Iowa reports its COVID numbers on an individual level, not on a test level, meaning each Iowan can only show up in the data once, no matter how many times they’ve been tested.
For example, if someone has taken 30 tests, they are only reflected in the state’s “Individuals Tested” count once, not 30 times, and the state does not publicly release the numbers of tests administered and processed overall. If that same person tests negative all 30 times, it’s the same result: They count toward just one, not 30, of the overall “Individuals Negative” number.
Only a person’s most recent test is logged, and the previous ones are moved out of the data set entirely, according to Trombino. For example, if someone is tested on the first of every month and repeatedly tests negative, they account for only one in the count of “Individuals Negative.” Their most recent test, on Oct. 1, would be included in the state’s bar graph in the bar for Oct. 1, but if they test negative again on Nov. 1, their negative would be counted on that date, and the “Individuals Negative” count for Oct. 1 would then be one fewer.
“If we count them all multiple times, it changes the denominator of the state,” Trombino said. “The number that we use is 3,156,145 individuals in the state. If I start counting the same person and the same test multiple times, I’m changing the denominator, and so that’s why we, as we like to say, we deduplify, to make sure that it’s right to that individual, and then there are case standards that define how and when you count the test.”
What the public is not seeing are those 40% of tests that are duplicates, which makes it looks like the state is administering fewer tests than it actually is.

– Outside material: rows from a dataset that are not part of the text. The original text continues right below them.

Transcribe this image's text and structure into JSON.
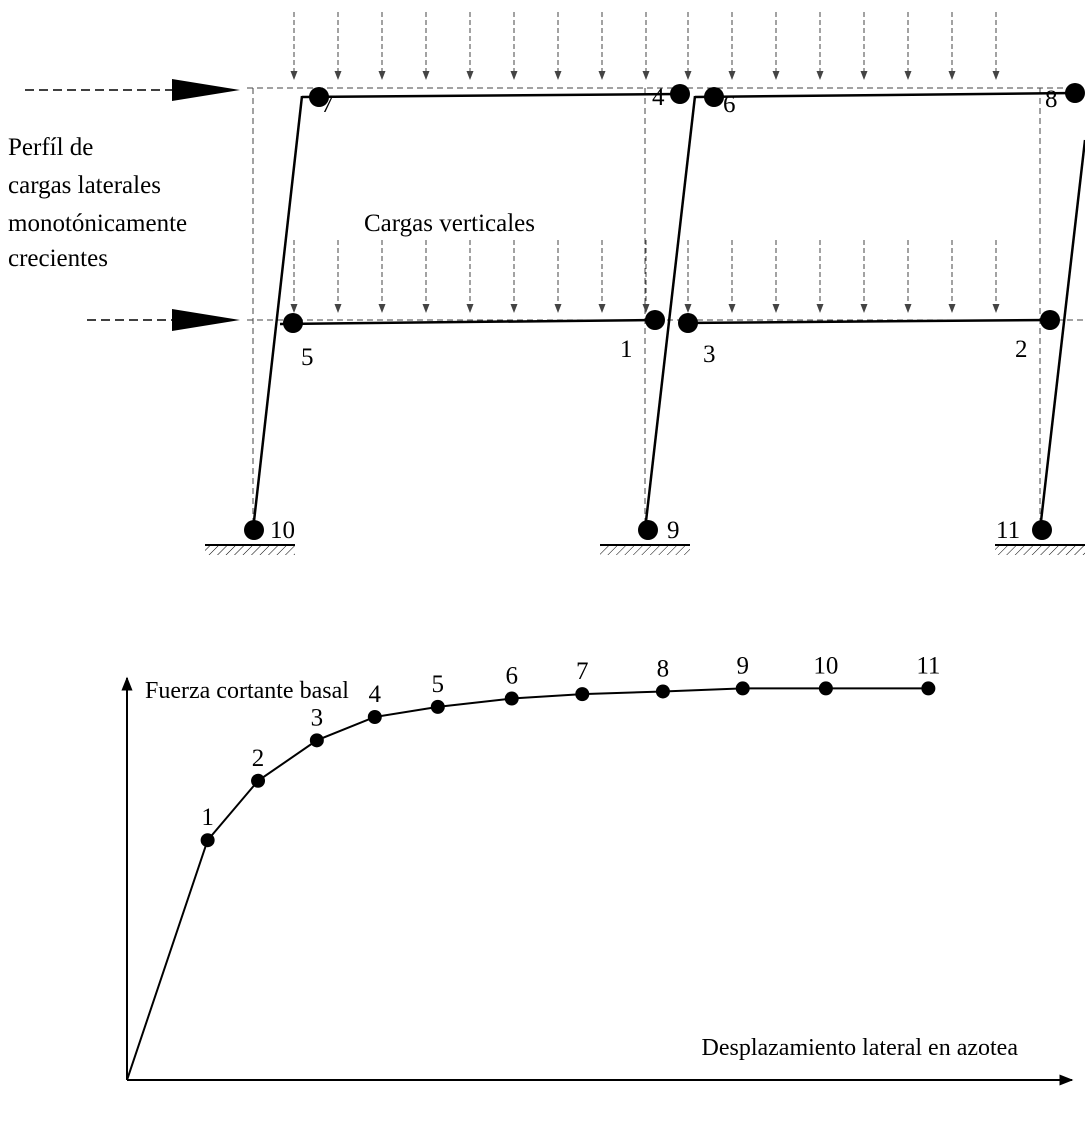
{
  "frame": {
    "lateral_load_label": [
      "Perfíl de",
      "cargas laterales",
      "monotónicamente",
      "crecientes"
    ],
    "vertical_load_label": "Cargas verticales",
    "hinge_labels": [
      "1",
      "2",
      "3",
      "4",
      "5",
      "6",
      "7",
      "8",
      "9",
      "10",
      "11"
    ]
  },
  "chart_data": {
    "type": "line",
    "xlabel": "Desplazamiento lateral en azotea",
    "ylabel": "Fuerza cortante basal",
    "xlim": [
      0,
      1
    ],
    "ylim": [
      0,
      1
    ],
    "points": [
      {
        "label": "",
        "x": 0.0,
        "y": 0.0
      },
      {
        "label": "1",
        "x": 0.096,
        "y": 0.545
      },
      {
        "label": "2",
        "x": 0.156,
        "y": 0.68
      },
      {
        "label": "3",
        "x": 0.226,
        "y": 0.772
      },
      {
        "label": "4",
        "x": 0.295,
        "y": 0.825
      },
      {
        "label": "5",
        "x": 0.37,
        "y": 0.848
      },
      {
        "label": "6",
        "x": 0.458,
        "y": 0.867
      },
      {
        "label": "7",
        "x": 0.542,
        "y": 0.877
      },
      {
        "label": "8",
        "x": 0.638,
        "y": 0.883
      },
      {
        "label": "9",
        "x": 0.733,
        "y": 0.89
      },
      {
        "label": "10",
        "x": 0.832,
        "y": 0.89
      },
      {
        "label": "11",
        "x": 0.954,
        "y": 0.89
      }
    ]
  }
}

As the world has learned over the course of the last several months, adequate testing is critical in slowing down the coronavirus. But the state of Iowa isn’t reporting every single test result publicly because of a decision made earlier on in the pandemic.
Trombino said every state epidemiologist worked together, along with the Centers for Disease Control and Prevention, in the Council of State and Territorial Epidemiologists to create uniform reporting standards. He admitted this standard of reporting individuals and not test isn’t perfect but says it allows researchers to analyze how many cases there are per 100,000 people.
“That’s the big thing: If we don’t show it as individuals, you can’t do the [cases] per 100,000,” Trombino said. “You can’t do the straight-up comparison county to county, city to city, state to state. You have to be able to do that count. If you show all tests, all negatives, all positives, you can’t do the calculation.”
The White House Coronavirus Task Force’s most recent report, dated Oct. 25 and obtained by ABC News, found that Iowa ranks 10th when it comes to new cases out of 100,000 people.
More states are shifting to telling the public about all tests, but there is still a lot of variation in the US because the federal government hasn’t mandated a particular reporting style across the board.
This week, Florida stopped reporting data the way Iowa is, by not counting retests, and the change, expectedly, dropped the positivity rate. That move also increased the number of tests reported by 3.7 million, according to The Covid Tracking Project.
But thousands of tests are still happening in Iowa, unbeknownst to the public, and if the state did count each specimen, including repeats, Trombino said Iowa’s positivity rate would certainly be lower.
TV9 asked Gov. Reynolds' office if Iowans would be able to see all testing results, as the state is collecting this data without making it publicly available, and the state said it was working on that.